Frontiers in Future Transportation (May 2021)

Monitoring Spatial-Temporal Transition Dynamics of Transport Infrastructure Space in Urban Growth Phenomena: A Case Study of Lagos—Nigeria

  • Suleiman Hassan Otuoze,
  • Suleiman Hassan Otuoze,
  • Dexter V.L. Hunt,
  • Ian Jefferson

DOI
https://doi.org/10.3389/ffutr.2021.673110
Journal volume & issue
Vol. 2

Abstract

Read online

Lagos is one of the fastest growing world mega-cities with a huge urban mobility crisis, the traditional aggregate city’s development model could not provide reliable scientific solutions to monitor the competing demands of various land-use components and the urbanization’s effects on transport infrastructure space. This study uses a disaggregated predictive spatial modeling approach to investigate the evolutionary dynamics of transportation infrastructure space to address the fragmented urban chain process.
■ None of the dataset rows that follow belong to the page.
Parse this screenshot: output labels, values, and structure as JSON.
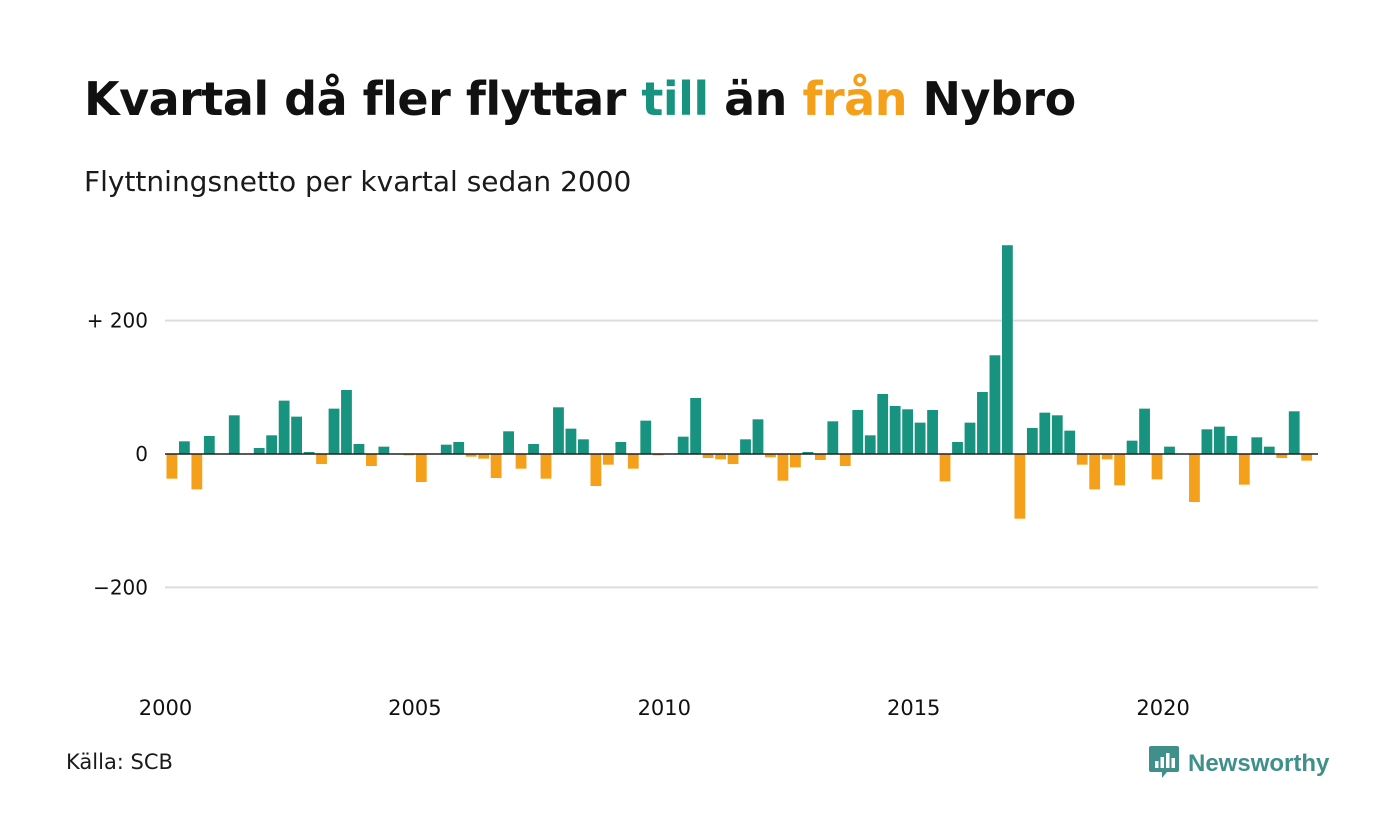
{
  "header": {
    "title_part1": "Kvartal då fler flyttar ",
    "title_till": "till",
    "title_part2": " än ",
    "title_fran": "från",
    "title_part3": " Nybro",
    "subtitle": "Flyttningsnetto per kvartal sedan 2000"
  },
  "footer": {
    "source": "Källa: SCB",
    "brand": "Newsworthy"
  },
  "colors": {
    "positive": "#17937f",
    "negative": "#f5a01a",
    "grid": "#dddddd",
    "baseline": "#222222",
    "brand": "#3f8f8a"
  },
  "icons": {
    "brand_logo": "chat-bubble-bar-chart-icon"
  },
  "chart_data": {
    "type": "bar",
    "x_start": "2000 Q1",
    "x_ticks": [
      2000,
      2005,
      2010,
      2015,
      2020
    ],
    "y_ticks": [
      {
        "value": 200,
        "label": "+ 200"
      },
      {
        "value": 0,
        "label": "0"
      },
      {
        "value": -200,
        "label": "−200"
      }
    ],
    "ylim": [
      -320,
      320
    ],
    "grid": true,
    "series": [
      {
        "values": [
          -37,
          19,
          -53,
          27,
          0,
          58,
          0,
          9,
          28,
          80,
          56,
          3,
          -15,
          68,
          96,
          15,
          -18,
          11,
          0,
          -2,
          -42,
          0,
          14,
          18,
          -4,
          -7,
          -36,
          34,
          -22,
          15,
          -37,
          70,
          38,
          22,
          -48,
          -16,
          18,
          -22,
          50,
          -2,
          0,
          26,
          84,
          -6,
          -8,
          -15,
          22,
          52,
          -5,
          -40,
          -20,
          3,
          -9,
          49,
          -18,
          66,
          28,
          90,
          72,
          67,
          47,
          66,
          -41,
          18,
          47,
          93,
          148,
          313,
          -97,
          39,
          62,
          58,
          35,
          -16,
          -53,
          -8,
          -47,
          20,
          68,
          -38,
          11,
          0,
          -72,
          37,
          41,
          27,
          -46,
          25,
          11,
          -6,
          64,
          -10
        ]
      }
    ]
  }
}
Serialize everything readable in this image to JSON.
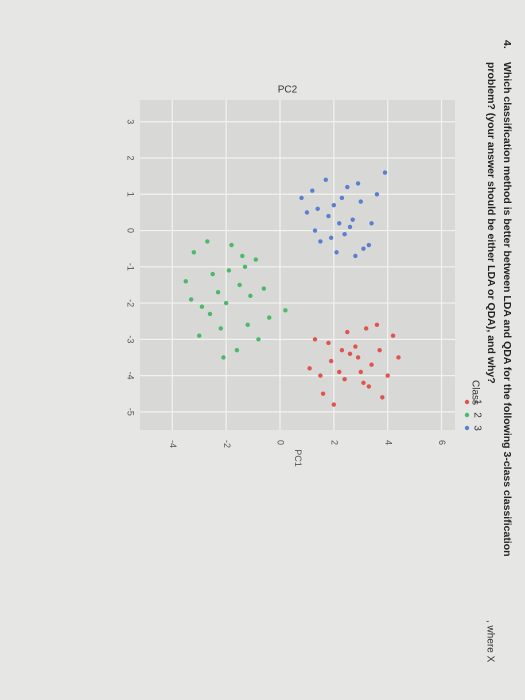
{
  "question": {
    "number": "4.",
    "line1": "Which classification method is better between LDA and QDA for the following 3-class classification",
    "line2": "problem? (your answer should be either LDA or QDA), and why?",
    "footer": ", where X"
  },
  "chart_data": {
    "type": "scatter",
    "x_label": "PC1",
    "y_label": "PC2",
    "xlim": [
      -5.2,
      6.5
    ],
    "ylim": [
      -5.5,
      3.6
    ],
    "xticks": [
      -4,
      -2,
      0,
      2,
      4,
      6
    ],
    "yticks": [
      -5,
      -4,
      -3,
      -2,
      -1,
      0,
      1,
      2,
      3
    ],
    "grid": true,
    "legend_title": "Class",
    "legend": "bottom-right",
    "series": [
      {
        "name": "1",
        "color": "#e0544f",
        "x": [
          1.3,
          1.9,
          2.5,
          3.1,
          3.7,
          4.2,
          1.6,
          2.2,
          2.8,
          3.4,
          4.0,
          1.1,
          2.0,
          2.6,
          3.2,
          3.8,
          4.4,
          1.8,
          2.4,
          3.0,
          3.6,
          2.3,
          3.3,
          1.5,
          2.9
        ],
        "values": [
          -3.0,
          -3.6,
          -2.8,
          -4.2,
          -3.3,
          -2.9,
          -4.5,
          -3.9,
          -3.2,
          -3.7,
          -4.0,
          -3.8,
          -4.8,
          -3.4,
          -2.7,
          -4.6,
          -3.5,
          -3.1,
          -4.1,
          -3.9,
          -2.6,
          -3.3,
          -4.3,
          -4.0,
          -3.5
        ]
      },
      {
        "name": "2",
        "color": "#4cb86a",
        "x": [
          -3.2,
          -2.5,
          -1.8,
          -1.1,
          -0.4,
          -2.9,
          -2.2,
          -1.5,
          -0.8,
          -3.5,
          -2.7,
          -2.0,
          -1.3,
          -0.6,
          -3.0,
          -2.3,
          -1.6,
          -0.9,
          -2.6,
          -1.9,
          -1.2,
          -3.3,
          -2.1,
          -1.4,
          0.2
        ],
        "values": [
          -0.6,
          -1.2,
          -0.4,
          -1.8,
          -2.4,
          -2.1,
          -2.7,
          -1.5,
          -3.0,
          -1.4,
          -0.3,
          -2.0,
          -1.0,
          -1.6,
          -2.9,
          -1.7,
          -3.3,
          -0.8,
          -2.3,
          -1.1,
          -2.6,
          -1.9,
          -3.5,
          -0.7,
          -2.2
        ]
      },
      {
        "name": "3",
        "color": "#5b7fd0",
        "x": [
          1.2,
          1.8,
          2.3,
          2.9,
          3.4,
          1.5,
          2.0,
          2.6,
          3.1,
          1.0,
          1.7,
          2.4,
          3.0,
          3.6,
          1.3,
          2.1,
          2.7,
          0.8,
          1.9,
          2.5,
          3.3,
          1.4,
          2.2,
          2.8,
          3.9
        ],
        "values": [
          1.1,
          0.4,
          0.9,
          1.3,
          0.2,
          -0.3,
          0.7,
          0.1,
          -0.5,
          0.5,
          1.4,
          -0.1,
          0.8,
          1.0,
          0.0,
          -0.6,
          0.3,
          0.9,
          -0.2,
          1.2,
          -0.4,
          0.6,
          0.2,
          -0.7,
          1.6
        ]
      }
    ]
  }
}
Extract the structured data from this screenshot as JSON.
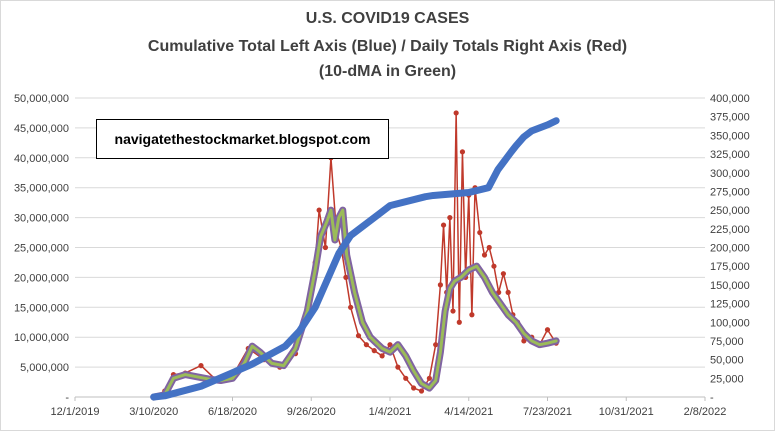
{
  "chart_data": {
    "type": "line",
    "title": "U.S. COVID19 CASES",
    "subtitle_1": "Cumulative Total Left Axis (Blue) / Daily Totals Right Axis (Red)",
    "subtitle_2": "(10-dMA in Green)",
    "annotation": "navigatethestockmarket.blogspot.com",
    "x_axis": {
      "type": "date",
      "range": [
        "2019-12-01",
        "2022-02-08"
      ],
      "tick_labels": [
        "12/1/2019",
        "3/10/2020",
        "6/18/2020",
        "9/26/2020",
        "1/4/2021",
        "4/14/2021",
        "7/23/2021",
        "10/31/2021",
        "2/8/2022"
      ]
    },
    "y_left": {
      "ylim": [
        0,
        50000000
      ],
      "tick_labels": [
        "-",
        "5,000,000",
        "10,000,000",
        "15,000,000",
        "20,000,000",
        "25,000,000",
        "30,000,000",
        "35,000,000",
        "40,000,000",
        "45,000,000",
        "50,000,000"
      ]
    },
    "y_right": {
      "ylim": [
        0,
        400000
      ],
      "tick_labels": [
        "-",
        "25,000",
        "50,000",
        "75,000",
        "100,000",
        "125,000",
        "150,000",
        "175,000",
        "200,000",
        "225,000",
        "250,000",
        "275,000",
        "300,000",
        "325,000",
        "350,000",
        "375,000",
        "400,000"
      ]
    },
    "series": [
      {
        "name": "Cumulative Total",
        "axis": "left",
        "color": "#4472c4",
        "x": [
          0,
          14,
          60,
          99,
          125,
          167,
          185,
          205,
          215,
          225,
          235,
          250,
          300,
          345,
          355,
          400,
          425,
          437,
          454,
          460,
          470,
          480,
          500,
          511
        ],
        "y": [
          0,
          200000,
          1800000,
          4000000,
          5500000,
          8500000,
          11000000,
          15000000,
          18000000,
          21000000,
          24000000,
          27000000,
          32000000,
          33500000,
          33700000,
          34200000,
          35000000,
          38000000,
          41000000,
          42000000,
          43500000,
          44500000,
          45500000,
          46200000
        ]
      },
      {
        "name": "Daily Totals",
        "axis": "right",
        "color": "#c0392b",
        "x": [
          0,
          14,
          25,
          40,
          60,
          80,
          100,
          120,
          140,
          160,
          180,
          195,
          205,
          210,
          218,
          225,
          232,
          238,
          244,
          250,
          260,
          270,
          280,
          290,
          300,
          310,
          320,
          330,
          340,
          350,
          358,
          364,
          368,
          372,
          376,
          380,
          384,
          388,
          392,
          396,
          400,
          404,
          408,
          414,
          420,
          426,
          432,
          438,
          444,
          450,
          456,
          462,
          470,
          480,
          490,
          500,
          511
        ],
        "y": [
          0,
          8000,
          30000,
          32000,
          42000,
          22000,
          28000,
          65000,
          50000,
          40000,
          58000,
          120000,
          180000,
          250000,
          200000,
          320000,
          220000,
          200000,
          160000,
          120000,
          82000,
          70000,
          62000,
          55000,
          70000,
          40000,
          25000,
          12000,
          8000,
          25000,
          70000,
          150000,
          230000,
          140000,
          240000,
          115000,
          380000,
          100000,
          328000,
          160000,
          270000,
          110000,
          280000,
          220000,
          190000,
          200000,
          175000,
          140000,
          165000,
          140000,
          110000,
          100000,
          75000,
          80000,
          70000,
          90000,
          72000
        ]
      },
      {
        "name": "10-dMA",
        "axis": "right",
        "color": "#9bbb59",
        "x": [
          0,
          14,
          25,
          40,
          55,
          70,
          85,
          100,
          115,
          125,
          135,
          150,
          165,
          180,
          195,
          205,
          212,
          220,
          225,
          230,
          235,
          240,
          245,
          255,
          265,
          275,
          290,
          300,
          310,
          320,
          330,
          340,
          350,
          358,
          364,
          370,
          376,
          382,
          390,
          400,
          410,
          420,
          430,
          440,
          450,
          460,
          470,
          480,
          490,
          500,
          511
        ],
        "y": [
          0,
          3000,
          25000,
          30000,
          27000,
          24000,
          22000,
          25000,
          45000,
          68000,
          60000,
          45000,
          42000,
          65000,
          115000,
          170000,
          215000,
          235000,
          250000,
          210000,
          240000,
          250000,
          190000,
          140000,
          100000,
          80000,
          65000,
          60000,
          70000,
          55000,
          35000,
          18000,
          12000,
          22000,
          60000,
          115000,
          145000,
          155000,
          160000,
          170000,
          175000,
          160000,
          140000,
          125000,
          110000,
          100000,
          85000,
          75000,
          70000,
          72000,
          75000
        ]
      }
    ]
  }
}
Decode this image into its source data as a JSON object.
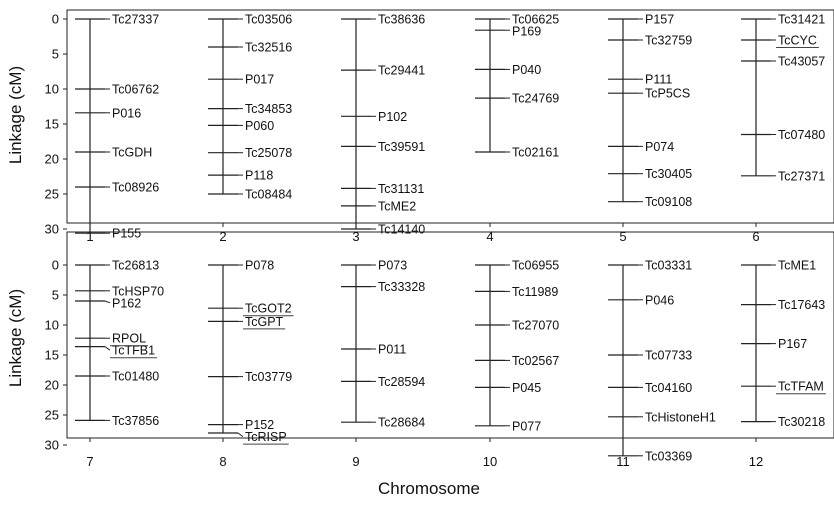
{
  "chart_data": {
    "type": "linkage-map",
    "xlabel": "Chromosome",
    "ylabel": "Linkage (cM)",
    "yticks": [
      0,
      5,
      10,
      15,
      20,
      25,
      30
    ],
    "panels": [
      {
        "ylim": [
          0,
          32
        ],
        "chromosomes": [
          {
            "name": "1",
            "markers": [
              {
                "name": "Tc27337",
                "cM": 0,
                "underlined": false
              },
              {
                "name": "Tc06762",
                "cM": 10,
                "underlined": false
              },
              {
                "name": "P016",
                "cM": 13.4,
                "underlined": false
              },
              {
                "name": "TcGDH",
                "cM": 19,
                "underlined": false
              },
              {
                "name": "Tc08926",
                "cM": 24,
                "underlined": false
              },
              {
                "name": "P155",
                "cM": 30.6,
                "underlined": false
              }
            ]
          },
          {
            "name": "2",
            "markers": [
              {
                "name": "Tc03506",
                "cM": 0,
                "underlined": false
              },
              {
                "name": "Tc32516",
                "cM": 4,
                "underlined": false
              },
              {
                "name": "P017",
                "cM": 8.6,
                "underlined": false
              },
              {
                "name": "Tc34853",
                "cM": 12.8,
                "underlined": false
              },
              {
                "name": "P060",
                "cM": 15.2,
                "underlined": false
              },
              {
                "name": "Tc25078",
                "cM": 19.1,
                "underlined": false
              },
              {
                "name": "P118",
                "cM": 22.3,
                "underlined": false
              },
              {
                "name": "Tc08484",
                "cM": 25,
                "underlined": false
              }
            ]
          },
          {
            "name": "3",
            "markers": [
              {
                "name": "Tc38636",
                "cM": 0,
                "underlined": false
              },
              {
                "name": "Tc29441",
                "cM": 7.3,
                "underlined": false
              },
              {
                "name": "P102",
                "cM": 13.9,
                "underlined": false
              },
              {
                "name": "Tc39591",
                "cM": 18.2,
                "underlined": false
              },
              {
                "name": "Tc31131",
                "cM": 24.2,
                "underlined": false
              },
              {
                "name": "TcME2",
                "cM": 26.7,
                "underlined": false
              },
              {
                "name": "Tc14140",
                "cM": 30,
                "underlined": false
              }
            ]
          },
          {
            "name": "4",
            "markers": [
              {
                "name": "Tc06625",
                "cM": 0,
                "underlined": false
              },
              {
                "name": "P169",
                "cM": 1.6,
                "underlined": false
              },
              {
                "name": "P040",
                "cM": 7.2,
                "underlined": false
              },
              {
                "name": "Tc24769",
                "cM": 11.3,
                "underlined": false
              },
              {
                "name": "Tc02161",
                "cM": 19,
                "underlined": false
              }
            ]
          },
          {
            "name": "5",
            "markers": [
              {
                "name": "P157",
                "cM": 0,
                "underlined": false
              },
              {
                "name": "Tc32759",
                "cM": 3,
                "underlined": false
              },
              {
                "name": "P111",
                "cM": 8.6,
                "underlined": false
              },
              {
                "name": "TcP5CS",
                "cM": 10.6,
                "underlined": false
              },
              {
                "name": "P074",
                "cM": 18.2,
                "underlined": false
              },
              {
                "name": "Tc30405",
                "cM": 22.1,
                "underlined": false
              },
              {
                "name": "Tc09108",
                "cM": 26.1,
                "underlined": false
              }
            ]
          },
          {
            "name": "6",
            "markers": [
              {
                "name": "Tc31421",
                "cM": 0,
                "underlined": false
              },
              {
                "name": "TcCYC",
                "cM": 3,
                "underlined": true
              },
              {
                "name": "Tc43057",
                "cM": 6,
                "underlined": false
              },
              {
                "name": "Tc07480",
                "cM": 16.5,
                "underlined": false
              },
              {
                "name": "Tc27371",
                "cM": 22.4,
                "underlined": false
              }
            ]
          }
        ]
      },
      {
        "ylim": [
          0,
          33
        ],
        "chromosomes": [
          {
            "name": "7",
            "markers": [
              {
                "name": "Tc26813",
                "cM": 0,
                "underlined": false
              },
              {
                "name": "TcHSP70",
                "cM": 4.3,
                "underlined": false
              },
              {
                "name": "P162",
                "cM": 6,
                "underlined": false
              },
              {
                "name": "RPOL",
                "cM": 12.2,
                "underlined": true
              },
              {
                "name": "TcTFB1",
                "cM": 13.6,
                "underlined": true
              },
              {
                "name": "Tc01480",
                "cM": 18.5,
                "underlined": false
              },
              {
                "name": "Tc37856",
                "cM": 25.9,
                "underlined": false
              }
            ]
          },
          {
            "name": "8",
            "markers": [
              {
                "name": "P078",
                "cM": 0,
                "underlined": false
              },
              {
                "name": "TcGOT2",
                "cM": 7.2,
                "underlined": true
              },
              {
                "name": "TcGPT",
                "cM": 9.4,
                "underlined": true
              },
              {
                "name": "Tc03779",
                "cM": 18.6,
                "underlined": false
              },
              {
                "name": "P152",
                "cM": 26.6,
                "underlined": false
              },
              {
                "name": "TcRISP",
                "cM": 28,
                "underlined": true
              }
            ]
          },
          {
            "name": "9",
            "markers": [
              {
                "name": "P073",
                "cM": 0,
                "underlined": false
              },
              {
                "name": "Tc33328",
                "cM": 3.6,
                "underlined": false
              },
              {
                "name": "P011",
                "cM": 14,
                "underlined": false
              },
              {
                "name": "Tc28594",
                "cM": 19.4,
                "underlined": false
              },
              {
                "name": "Tc28684",
                "cM": 26.2,
                "underlined": false
              }
            ]
          },
          {
            "name": "10",
            "markers": [
              {
                "name": "Tc06955",
                "cM": 0,
                "underlined": false
              },
              {
                "name": "Tc11989",
                "cM": 4.4,
                "underlined": false
              },
              {
                "name": "Tc27070",
                "cM": 10,
                "underlined": false
              },
              {
                "name": "Tc02567",
                "cM": 15.9,
                "underlined": false
              },
              {
                "name": "P045",
                "cM": 20.4,
                "underlined": false
              },
              {
                "name": "P077",
                "cM": 26.8,
                "underlined": false
              }
            ]
          },
          {
            "name": "11",
            "markers": [
              {
                "name": "Tc03331",
                "cM": 0,
                "underlined": false
              },
              {
                "name": "P046",
                "cM": 5.8,
                "underlined": false
              },
              {
                "name": "Tc07733",
                "cM": 15,
                "underlined": false
              },
              {
                "name": "Tc04160",
                "cM": 20.4,
                "underlined": false
              },
              {
                "name": "TcHistoneH1",
                "cM": 25.3,
                "underlined": false
              },
              {
                "name": "Tc03369",
                "cM": 31.8,
                "underlined": false
              }
            ]
          },
          {
            "name": "12",
            "markers": [
              {
                "name": "TcME1",
                "cM": 0,
                "underlined": false
              },
              {
                "name": "Tc17643",
                "cM": 6.6,
                "underlined": false
              },
              {
                "name": "P167",
                "cM": 13.1,
                "underlined": false
              },
              {
                "name": "TcTFAM",
                "cM": 20.2,
                "underlined": true
              },
              {
                "name": "Tc30218",
                "cM": 26.1,
                "underlined": false
              }
            ]
          }
        ]
      }
    ]
  }
}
The methodology involves analysis and modeling of the land-use spatial transition changes that have occurred over the past three decades using three Landsat imagery epochs (1984, 2013, and 2019) in remote sensing ARC-GIS 10.7. Furthermore, the prediction of the two-temporal milestones (2030 and 2050) using hybrid cellular automata-Markov (CA-Markov) implemented in IDIRISI SELVA 17.0 software when the tides of social-demographic factors were expected to bring about significant urban spatial transformation. The forecast results are expected to increase the area for transport infrastructure spaces by 93 km2 (7.3%) in 2030 and 157 km2 (12.4%) in 2050. The model’s kappa reliability coefficient estimates for the three temporal scales (k1984 = 85%; k2013 = 88% and k2019 = 89%) are higher than the 80% minimum adjudged strong agreement between the ground truth and prediction classified images in literature. The model provides efficient tool in urban development planning and sustainable transport decisions.